O frio de agosto veio mais rigoroso que de costume, encapsulando ainda mais aquele povo sem costume para o frio. As ruas, já bem rareadas de gente medrosa da pandemia, ganharam ar ainda mais melancólico com os chiados dos pneus rolando pelas poças d’água e abafando os sons desconexos vindos dos apartamentos.

A maioria das janelas brilhava. Algumas oscilavam em coloridos de tvs exibindo coisas de tvs. Noutras, luz fria e uniforme iluminava rostos vidrados em um site qualquer. Numas poucas janelas havia o escuro de quartos que escondiam o que se faz no escuro. Era cedo ainda.

No apartamento de Jaime, as crianças monopolizavam a tv em sucessivos desenhos animados. Jaime bisbilhotava a vida alheia em seu notebook enquanto, no banheiro, sua esposa trocava mensagens picantes com o amante forte e meio cabeça oca.

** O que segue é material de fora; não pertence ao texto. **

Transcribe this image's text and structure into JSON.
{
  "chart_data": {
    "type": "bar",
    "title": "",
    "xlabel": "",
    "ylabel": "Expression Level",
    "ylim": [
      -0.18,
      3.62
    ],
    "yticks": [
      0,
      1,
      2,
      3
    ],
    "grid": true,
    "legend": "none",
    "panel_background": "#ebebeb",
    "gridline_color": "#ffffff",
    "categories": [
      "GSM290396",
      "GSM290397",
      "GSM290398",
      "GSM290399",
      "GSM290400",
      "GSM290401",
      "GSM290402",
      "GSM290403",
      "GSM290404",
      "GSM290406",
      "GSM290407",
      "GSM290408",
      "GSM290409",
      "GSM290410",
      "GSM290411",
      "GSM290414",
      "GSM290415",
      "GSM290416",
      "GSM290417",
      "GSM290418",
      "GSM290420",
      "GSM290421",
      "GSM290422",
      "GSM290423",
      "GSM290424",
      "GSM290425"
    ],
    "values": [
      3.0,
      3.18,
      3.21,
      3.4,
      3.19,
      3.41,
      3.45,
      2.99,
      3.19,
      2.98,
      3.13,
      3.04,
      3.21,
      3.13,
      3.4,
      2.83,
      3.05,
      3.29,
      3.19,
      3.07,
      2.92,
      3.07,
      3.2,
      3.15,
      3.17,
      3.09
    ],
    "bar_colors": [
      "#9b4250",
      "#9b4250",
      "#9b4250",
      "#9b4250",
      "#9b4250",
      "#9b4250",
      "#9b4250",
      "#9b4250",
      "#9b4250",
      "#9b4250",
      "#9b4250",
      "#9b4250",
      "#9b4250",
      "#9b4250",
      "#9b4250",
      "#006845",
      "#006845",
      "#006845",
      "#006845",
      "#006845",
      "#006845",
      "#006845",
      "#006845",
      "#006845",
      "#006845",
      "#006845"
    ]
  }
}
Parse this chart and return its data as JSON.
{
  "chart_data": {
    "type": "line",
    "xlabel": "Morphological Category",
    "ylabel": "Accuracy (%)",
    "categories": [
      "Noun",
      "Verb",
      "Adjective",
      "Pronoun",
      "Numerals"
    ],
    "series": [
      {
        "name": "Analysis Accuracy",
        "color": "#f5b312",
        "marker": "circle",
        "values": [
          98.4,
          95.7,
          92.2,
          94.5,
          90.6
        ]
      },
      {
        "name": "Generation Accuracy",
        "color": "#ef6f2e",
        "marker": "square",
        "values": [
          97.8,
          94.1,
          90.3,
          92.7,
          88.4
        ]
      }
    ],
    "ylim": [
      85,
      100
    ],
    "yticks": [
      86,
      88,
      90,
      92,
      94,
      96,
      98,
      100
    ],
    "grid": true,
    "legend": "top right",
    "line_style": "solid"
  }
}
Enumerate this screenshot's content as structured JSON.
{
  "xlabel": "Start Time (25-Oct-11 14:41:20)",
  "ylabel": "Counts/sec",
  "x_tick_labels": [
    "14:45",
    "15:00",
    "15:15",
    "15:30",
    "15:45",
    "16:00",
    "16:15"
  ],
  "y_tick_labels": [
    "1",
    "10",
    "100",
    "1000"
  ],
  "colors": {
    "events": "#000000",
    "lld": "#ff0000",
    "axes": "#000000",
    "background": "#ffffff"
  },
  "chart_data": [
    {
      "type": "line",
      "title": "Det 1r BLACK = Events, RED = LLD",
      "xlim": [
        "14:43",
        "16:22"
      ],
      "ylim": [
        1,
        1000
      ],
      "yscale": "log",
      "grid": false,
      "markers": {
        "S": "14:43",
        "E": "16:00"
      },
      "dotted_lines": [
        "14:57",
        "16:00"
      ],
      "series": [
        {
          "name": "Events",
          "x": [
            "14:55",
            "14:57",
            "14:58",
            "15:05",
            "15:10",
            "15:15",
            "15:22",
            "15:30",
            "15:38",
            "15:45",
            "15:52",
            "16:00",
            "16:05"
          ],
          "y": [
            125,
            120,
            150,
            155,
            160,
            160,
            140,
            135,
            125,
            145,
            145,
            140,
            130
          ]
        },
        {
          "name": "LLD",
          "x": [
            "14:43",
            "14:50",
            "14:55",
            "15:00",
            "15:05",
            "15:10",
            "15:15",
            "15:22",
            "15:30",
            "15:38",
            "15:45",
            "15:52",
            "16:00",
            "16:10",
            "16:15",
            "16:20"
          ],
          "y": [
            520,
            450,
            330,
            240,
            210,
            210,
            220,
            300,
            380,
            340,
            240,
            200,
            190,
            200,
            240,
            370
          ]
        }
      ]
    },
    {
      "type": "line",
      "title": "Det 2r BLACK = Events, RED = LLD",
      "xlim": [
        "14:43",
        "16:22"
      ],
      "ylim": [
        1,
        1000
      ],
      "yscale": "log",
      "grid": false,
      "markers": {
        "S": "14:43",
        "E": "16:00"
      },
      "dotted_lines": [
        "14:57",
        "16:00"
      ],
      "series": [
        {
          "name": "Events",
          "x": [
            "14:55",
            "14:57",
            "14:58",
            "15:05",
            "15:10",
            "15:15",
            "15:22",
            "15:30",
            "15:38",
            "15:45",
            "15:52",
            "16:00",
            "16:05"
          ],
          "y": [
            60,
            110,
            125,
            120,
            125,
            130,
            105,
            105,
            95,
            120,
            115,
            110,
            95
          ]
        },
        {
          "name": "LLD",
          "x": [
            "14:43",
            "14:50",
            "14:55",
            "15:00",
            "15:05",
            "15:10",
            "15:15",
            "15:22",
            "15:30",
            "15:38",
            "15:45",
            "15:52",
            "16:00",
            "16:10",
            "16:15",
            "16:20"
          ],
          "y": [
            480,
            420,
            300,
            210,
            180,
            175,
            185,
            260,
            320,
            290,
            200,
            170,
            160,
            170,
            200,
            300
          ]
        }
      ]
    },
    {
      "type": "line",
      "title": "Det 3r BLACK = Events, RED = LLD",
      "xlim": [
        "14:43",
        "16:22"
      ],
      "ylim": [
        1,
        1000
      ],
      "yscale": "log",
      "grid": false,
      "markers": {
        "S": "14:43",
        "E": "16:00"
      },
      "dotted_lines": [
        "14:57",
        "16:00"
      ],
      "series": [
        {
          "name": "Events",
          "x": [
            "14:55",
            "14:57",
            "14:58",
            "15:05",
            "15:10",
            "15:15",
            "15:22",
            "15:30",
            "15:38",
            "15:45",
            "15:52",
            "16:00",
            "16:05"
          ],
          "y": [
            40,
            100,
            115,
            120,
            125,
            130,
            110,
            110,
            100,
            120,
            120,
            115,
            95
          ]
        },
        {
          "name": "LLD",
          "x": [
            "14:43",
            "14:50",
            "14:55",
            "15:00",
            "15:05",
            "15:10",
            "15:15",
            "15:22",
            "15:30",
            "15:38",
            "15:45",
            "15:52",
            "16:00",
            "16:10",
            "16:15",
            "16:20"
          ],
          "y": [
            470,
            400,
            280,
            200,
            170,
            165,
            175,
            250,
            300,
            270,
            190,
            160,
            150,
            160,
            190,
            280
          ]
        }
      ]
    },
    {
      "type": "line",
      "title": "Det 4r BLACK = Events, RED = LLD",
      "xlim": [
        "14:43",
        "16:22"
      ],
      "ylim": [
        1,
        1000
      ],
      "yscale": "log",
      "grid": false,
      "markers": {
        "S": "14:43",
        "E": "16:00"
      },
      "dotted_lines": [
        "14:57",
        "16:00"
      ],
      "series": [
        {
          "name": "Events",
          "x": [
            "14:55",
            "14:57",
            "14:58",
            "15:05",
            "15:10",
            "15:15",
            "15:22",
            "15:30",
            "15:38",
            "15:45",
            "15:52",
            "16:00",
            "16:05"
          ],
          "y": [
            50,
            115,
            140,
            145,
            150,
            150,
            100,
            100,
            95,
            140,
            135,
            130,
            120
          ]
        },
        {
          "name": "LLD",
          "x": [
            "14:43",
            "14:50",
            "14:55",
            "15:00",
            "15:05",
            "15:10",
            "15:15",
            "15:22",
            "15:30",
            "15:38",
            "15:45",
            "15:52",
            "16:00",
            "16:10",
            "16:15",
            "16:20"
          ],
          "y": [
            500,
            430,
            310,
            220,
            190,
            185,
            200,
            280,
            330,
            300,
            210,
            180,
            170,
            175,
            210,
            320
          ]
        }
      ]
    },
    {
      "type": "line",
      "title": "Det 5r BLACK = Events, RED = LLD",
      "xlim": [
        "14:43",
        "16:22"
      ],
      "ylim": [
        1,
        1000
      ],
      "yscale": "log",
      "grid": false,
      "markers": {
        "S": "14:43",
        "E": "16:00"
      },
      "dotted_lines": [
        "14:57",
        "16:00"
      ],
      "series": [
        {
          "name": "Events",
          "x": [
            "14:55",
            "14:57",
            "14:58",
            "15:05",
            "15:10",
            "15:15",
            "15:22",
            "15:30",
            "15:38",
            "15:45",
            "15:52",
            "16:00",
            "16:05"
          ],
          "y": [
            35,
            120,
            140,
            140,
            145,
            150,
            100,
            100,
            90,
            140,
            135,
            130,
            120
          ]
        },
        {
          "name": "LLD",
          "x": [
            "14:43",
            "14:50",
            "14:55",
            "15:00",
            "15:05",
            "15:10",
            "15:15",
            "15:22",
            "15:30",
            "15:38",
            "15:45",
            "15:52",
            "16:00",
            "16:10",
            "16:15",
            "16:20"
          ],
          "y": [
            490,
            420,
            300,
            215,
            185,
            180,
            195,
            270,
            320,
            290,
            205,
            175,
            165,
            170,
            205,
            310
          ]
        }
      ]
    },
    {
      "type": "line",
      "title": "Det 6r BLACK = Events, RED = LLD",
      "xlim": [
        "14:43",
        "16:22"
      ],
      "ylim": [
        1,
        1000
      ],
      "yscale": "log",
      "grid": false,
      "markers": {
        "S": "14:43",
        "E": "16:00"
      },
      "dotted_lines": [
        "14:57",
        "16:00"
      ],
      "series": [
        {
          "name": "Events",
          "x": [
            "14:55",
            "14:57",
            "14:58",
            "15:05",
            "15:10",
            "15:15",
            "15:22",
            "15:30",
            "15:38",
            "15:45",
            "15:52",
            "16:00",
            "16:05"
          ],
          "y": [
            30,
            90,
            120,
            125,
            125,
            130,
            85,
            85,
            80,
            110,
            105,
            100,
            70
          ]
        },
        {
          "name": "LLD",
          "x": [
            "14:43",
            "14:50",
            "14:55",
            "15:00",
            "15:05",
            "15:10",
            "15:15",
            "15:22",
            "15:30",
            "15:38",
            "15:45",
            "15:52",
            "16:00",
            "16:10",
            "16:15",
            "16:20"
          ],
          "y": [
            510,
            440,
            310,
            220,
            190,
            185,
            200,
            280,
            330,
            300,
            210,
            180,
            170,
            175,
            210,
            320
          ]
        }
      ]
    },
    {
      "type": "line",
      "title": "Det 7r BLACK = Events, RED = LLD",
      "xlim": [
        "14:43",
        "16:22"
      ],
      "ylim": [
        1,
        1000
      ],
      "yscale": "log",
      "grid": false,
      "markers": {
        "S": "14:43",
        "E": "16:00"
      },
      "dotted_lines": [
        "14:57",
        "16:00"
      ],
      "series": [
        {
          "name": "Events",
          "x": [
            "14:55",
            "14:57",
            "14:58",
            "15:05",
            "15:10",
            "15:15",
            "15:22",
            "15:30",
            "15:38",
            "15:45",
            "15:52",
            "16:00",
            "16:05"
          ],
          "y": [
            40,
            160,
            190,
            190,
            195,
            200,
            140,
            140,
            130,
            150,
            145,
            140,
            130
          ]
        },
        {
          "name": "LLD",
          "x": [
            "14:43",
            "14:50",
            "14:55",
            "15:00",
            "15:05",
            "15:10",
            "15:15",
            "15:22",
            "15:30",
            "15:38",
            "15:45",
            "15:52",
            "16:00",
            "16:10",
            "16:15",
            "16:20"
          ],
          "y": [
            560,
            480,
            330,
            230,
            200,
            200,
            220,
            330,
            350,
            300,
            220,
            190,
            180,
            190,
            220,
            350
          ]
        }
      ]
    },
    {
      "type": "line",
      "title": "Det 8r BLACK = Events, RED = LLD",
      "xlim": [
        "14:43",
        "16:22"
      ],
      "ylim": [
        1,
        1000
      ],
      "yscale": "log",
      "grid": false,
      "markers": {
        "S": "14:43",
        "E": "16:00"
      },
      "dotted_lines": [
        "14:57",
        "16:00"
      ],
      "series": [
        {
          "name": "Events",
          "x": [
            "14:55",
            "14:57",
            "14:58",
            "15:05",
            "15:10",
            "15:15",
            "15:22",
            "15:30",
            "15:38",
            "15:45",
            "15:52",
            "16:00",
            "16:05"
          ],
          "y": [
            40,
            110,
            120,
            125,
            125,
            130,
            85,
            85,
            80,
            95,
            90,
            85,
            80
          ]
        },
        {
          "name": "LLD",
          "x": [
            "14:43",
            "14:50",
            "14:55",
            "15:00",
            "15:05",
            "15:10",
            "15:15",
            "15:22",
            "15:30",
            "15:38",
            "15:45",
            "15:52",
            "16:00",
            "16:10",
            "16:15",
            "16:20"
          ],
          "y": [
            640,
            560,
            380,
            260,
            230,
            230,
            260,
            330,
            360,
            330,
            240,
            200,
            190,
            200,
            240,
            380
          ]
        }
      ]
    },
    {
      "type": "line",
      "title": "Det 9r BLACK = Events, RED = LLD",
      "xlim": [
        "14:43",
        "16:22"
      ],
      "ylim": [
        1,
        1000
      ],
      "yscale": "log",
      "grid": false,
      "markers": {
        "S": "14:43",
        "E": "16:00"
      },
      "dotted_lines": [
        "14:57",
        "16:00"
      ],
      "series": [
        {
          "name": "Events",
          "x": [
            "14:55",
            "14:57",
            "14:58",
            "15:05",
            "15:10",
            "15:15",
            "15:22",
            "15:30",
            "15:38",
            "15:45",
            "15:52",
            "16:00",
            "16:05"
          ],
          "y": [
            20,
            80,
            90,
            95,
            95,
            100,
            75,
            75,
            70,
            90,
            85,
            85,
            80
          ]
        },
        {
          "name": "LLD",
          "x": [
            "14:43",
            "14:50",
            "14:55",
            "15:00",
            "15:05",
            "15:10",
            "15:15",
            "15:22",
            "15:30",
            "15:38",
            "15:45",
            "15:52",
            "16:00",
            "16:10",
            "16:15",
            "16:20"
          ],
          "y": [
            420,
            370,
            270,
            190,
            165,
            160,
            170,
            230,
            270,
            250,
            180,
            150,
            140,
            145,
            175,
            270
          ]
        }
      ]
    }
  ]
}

No trabalho, Jaime é na sua. Diz dizer o que pensa, mas pensa ser melhor dizer o que se espera que ele diga. O resto, tranca dentro de si. No trabalho, Jaime é só meio Jaime.

Jaime não ama ninguém. Nem a si mesmo. Não gosta de ninguém. Nem de nada. É oco. Preenche o vazio dentro de si com a atenção de gente que ele não conhece de verdade. É capaz de qualquer coisa por atenção. Só pra se sentir um pouco vivo.

Na internet, Jaime é mais Jaime. Tem nome diferente. Imagem diferente. Opiniões diferentes. Muitas. Sobre tudo e sobre todos.

Não tem medo de dizer besteira. Nem de magoar ou ferir alguém. Ao contrário. Caça nas redes pessoas para magoar e ferir. Mente, ameaça, julga ou simplesmente diz com ar arrogante besteiras incríveis. Só escreve em caixa alta. Como quem grita. Ganha muitos aplausos a cada vida que entristece.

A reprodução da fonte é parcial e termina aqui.